I’ve been at a great workshop on statistical methods for process models (mostly of the Earth system), set up by Lindsay Lee, from Leeds. It was set up as an opportunity for modellers of many stripes to hear about some of the latest statistical techniques being applied to a range of domains, and I think it worked well in this.
I gave a talk on using a model to work out the value of collecting new observations (paper), which you can download here. People ask, so if you are interested, the graphics were done using Paper by 53.
A longer meeting (this was only one day really) could have usefully been extended by hearing some more of the modellers’ needs and wishes. The quality of the discussion was high, though – there was 15 minutes at the end of every 30 minute talk, a format I think worked well. The time was often filled with questions.
Here are some of the take-away messages that I remember.
A good Uncertainty Quantification (UQ) project will most likely have a statistician and a domain expert (modeller) working closely together. Communication should be more or less constant, not at the 3-monthly meetings. It was pointed out that having someone who made/understands the observations on board would complete the dream team. I’ve been struck by the success that the Leeds team have been having – essentially by embedding/immersing a statistician in a team of domain experts (atmospheric chemistry).

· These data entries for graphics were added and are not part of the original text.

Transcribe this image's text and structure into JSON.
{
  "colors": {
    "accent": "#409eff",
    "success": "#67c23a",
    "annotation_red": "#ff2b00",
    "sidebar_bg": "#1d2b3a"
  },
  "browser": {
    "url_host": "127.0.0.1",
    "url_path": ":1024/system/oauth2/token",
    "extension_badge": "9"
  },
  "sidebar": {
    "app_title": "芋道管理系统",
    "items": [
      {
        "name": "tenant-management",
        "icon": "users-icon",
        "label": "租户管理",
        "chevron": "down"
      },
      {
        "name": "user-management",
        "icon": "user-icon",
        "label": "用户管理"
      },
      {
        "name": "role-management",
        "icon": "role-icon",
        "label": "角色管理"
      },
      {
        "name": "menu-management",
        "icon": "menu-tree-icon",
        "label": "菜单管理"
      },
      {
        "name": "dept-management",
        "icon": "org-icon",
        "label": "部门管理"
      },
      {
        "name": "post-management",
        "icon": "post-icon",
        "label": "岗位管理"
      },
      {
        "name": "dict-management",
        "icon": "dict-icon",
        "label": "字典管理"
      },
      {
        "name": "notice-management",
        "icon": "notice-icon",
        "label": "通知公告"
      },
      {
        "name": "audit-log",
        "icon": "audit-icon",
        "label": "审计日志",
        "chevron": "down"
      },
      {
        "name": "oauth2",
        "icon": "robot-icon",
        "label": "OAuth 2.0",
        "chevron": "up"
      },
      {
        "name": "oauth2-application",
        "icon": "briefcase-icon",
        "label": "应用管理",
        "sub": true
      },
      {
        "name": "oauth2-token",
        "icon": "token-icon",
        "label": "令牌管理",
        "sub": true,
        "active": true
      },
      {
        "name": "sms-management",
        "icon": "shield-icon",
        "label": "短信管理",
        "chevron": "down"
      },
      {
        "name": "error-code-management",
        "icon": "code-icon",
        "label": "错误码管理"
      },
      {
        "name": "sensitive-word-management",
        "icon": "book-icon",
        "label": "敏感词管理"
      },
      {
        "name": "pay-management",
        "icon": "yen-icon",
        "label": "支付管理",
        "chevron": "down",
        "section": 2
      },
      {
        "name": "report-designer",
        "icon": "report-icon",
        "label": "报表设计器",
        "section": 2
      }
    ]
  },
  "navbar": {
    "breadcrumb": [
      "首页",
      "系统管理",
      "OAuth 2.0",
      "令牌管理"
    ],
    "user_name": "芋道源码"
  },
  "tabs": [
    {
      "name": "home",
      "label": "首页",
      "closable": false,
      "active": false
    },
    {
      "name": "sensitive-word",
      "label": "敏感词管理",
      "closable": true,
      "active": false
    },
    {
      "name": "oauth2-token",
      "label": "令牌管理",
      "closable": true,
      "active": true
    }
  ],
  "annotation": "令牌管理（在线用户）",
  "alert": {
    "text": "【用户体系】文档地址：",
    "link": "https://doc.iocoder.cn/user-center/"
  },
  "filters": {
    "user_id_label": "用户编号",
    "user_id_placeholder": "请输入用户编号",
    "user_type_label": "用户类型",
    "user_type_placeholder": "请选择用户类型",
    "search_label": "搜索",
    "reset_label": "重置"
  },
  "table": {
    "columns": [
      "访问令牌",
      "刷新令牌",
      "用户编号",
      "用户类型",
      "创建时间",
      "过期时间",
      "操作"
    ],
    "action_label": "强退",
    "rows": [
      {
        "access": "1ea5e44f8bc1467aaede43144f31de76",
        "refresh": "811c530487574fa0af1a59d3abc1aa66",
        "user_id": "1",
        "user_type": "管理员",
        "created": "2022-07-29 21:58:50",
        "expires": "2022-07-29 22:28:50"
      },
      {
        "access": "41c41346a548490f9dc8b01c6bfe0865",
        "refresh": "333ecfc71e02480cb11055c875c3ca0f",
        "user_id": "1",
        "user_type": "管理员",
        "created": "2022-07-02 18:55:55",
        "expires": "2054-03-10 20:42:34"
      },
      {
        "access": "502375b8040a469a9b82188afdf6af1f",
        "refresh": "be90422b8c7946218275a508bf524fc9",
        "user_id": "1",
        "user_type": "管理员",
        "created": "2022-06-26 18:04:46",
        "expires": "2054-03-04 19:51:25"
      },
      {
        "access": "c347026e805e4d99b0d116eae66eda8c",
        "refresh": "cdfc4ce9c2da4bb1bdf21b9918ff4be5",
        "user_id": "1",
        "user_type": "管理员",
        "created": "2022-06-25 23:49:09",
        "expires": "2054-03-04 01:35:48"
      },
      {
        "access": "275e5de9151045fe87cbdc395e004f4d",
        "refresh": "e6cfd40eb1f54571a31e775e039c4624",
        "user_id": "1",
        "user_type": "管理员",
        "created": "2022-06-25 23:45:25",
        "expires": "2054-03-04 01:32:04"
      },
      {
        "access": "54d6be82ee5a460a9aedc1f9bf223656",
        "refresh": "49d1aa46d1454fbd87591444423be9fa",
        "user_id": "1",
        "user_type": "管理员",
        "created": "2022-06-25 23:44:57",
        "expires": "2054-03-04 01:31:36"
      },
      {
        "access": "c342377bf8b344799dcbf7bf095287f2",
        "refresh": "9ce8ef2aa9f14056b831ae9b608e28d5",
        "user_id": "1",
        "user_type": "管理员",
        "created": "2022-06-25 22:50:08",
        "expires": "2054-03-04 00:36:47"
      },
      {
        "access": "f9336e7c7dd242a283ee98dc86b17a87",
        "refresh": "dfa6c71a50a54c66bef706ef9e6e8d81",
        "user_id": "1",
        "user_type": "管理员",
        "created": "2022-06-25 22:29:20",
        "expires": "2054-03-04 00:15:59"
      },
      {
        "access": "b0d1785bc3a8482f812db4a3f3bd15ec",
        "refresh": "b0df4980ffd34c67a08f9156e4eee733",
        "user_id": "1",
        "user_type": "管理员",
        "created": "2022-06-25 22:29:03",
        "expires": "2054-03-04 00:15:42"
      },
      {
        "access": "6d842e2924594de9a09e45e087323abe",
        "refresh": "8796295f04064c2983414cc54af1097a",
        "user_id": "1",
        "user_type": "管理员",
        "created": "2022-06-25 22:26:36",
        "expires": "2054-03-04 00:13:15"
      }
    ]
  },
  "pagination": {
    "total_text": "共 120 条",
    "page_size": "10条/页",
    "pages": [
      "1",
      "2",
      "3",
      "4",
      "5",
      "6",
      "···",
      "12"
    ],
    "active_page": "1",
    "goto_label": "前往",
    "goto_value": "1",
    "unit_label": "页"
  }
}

Peter Challenor on design: Most of the time, building an emulator of your process model will be beneficial. If you can find a statistician, get them involved right at the beginning of the project, and ask them to help plan your experimental design. If you can’t find a statistician, use a Latin Hypercube, it will get you most of the way.
Jonty Rougier: Has got an operational definition of “climate”. It is subjective. Ask him about the details. (and yes, I’ve been in those meetings where everyone tries to define climate for hours). Also, an expert is someone whose probabilities you are willing to accept as your own.
Dan Cornford: Never underestimate the amount of time it will take to get data. Even when you own it.
Danny Williamson: Model discrepancy is what is left when you have optimally tuned your model. With good iterative history matching techniques, and experimental design, this may be more possible that we previously thought.
Everybody: Not explicitly addressing model discrepancy really stuffs up your inferences. It needs to be thought about and modelled much more. A common experience was in seeing people calibrate to a set of observations that lie far outside an ensemble. This just leads to the closest (and often poorest) ensemble member being given the highest weighting in the calibration. David Sexton pointed out that in a multivariate calibration, poorly modelled model discrepancy means that the poorly simulated outputs have a hugely disproportionate influence on weighting.
There were lots of techniques discussed, often with walk-throughs: emulation, sensitivity analysis, Bayesian calibration, tuning and history matching, model reduction, elicitation, assessing the value of observations, perfect model experiments, emulator validation, model discrepancy, and more. The MUCM (Managing Uncertainty in Complex Models) toolkit is probably the best place to go to get immediate advice on all of these things.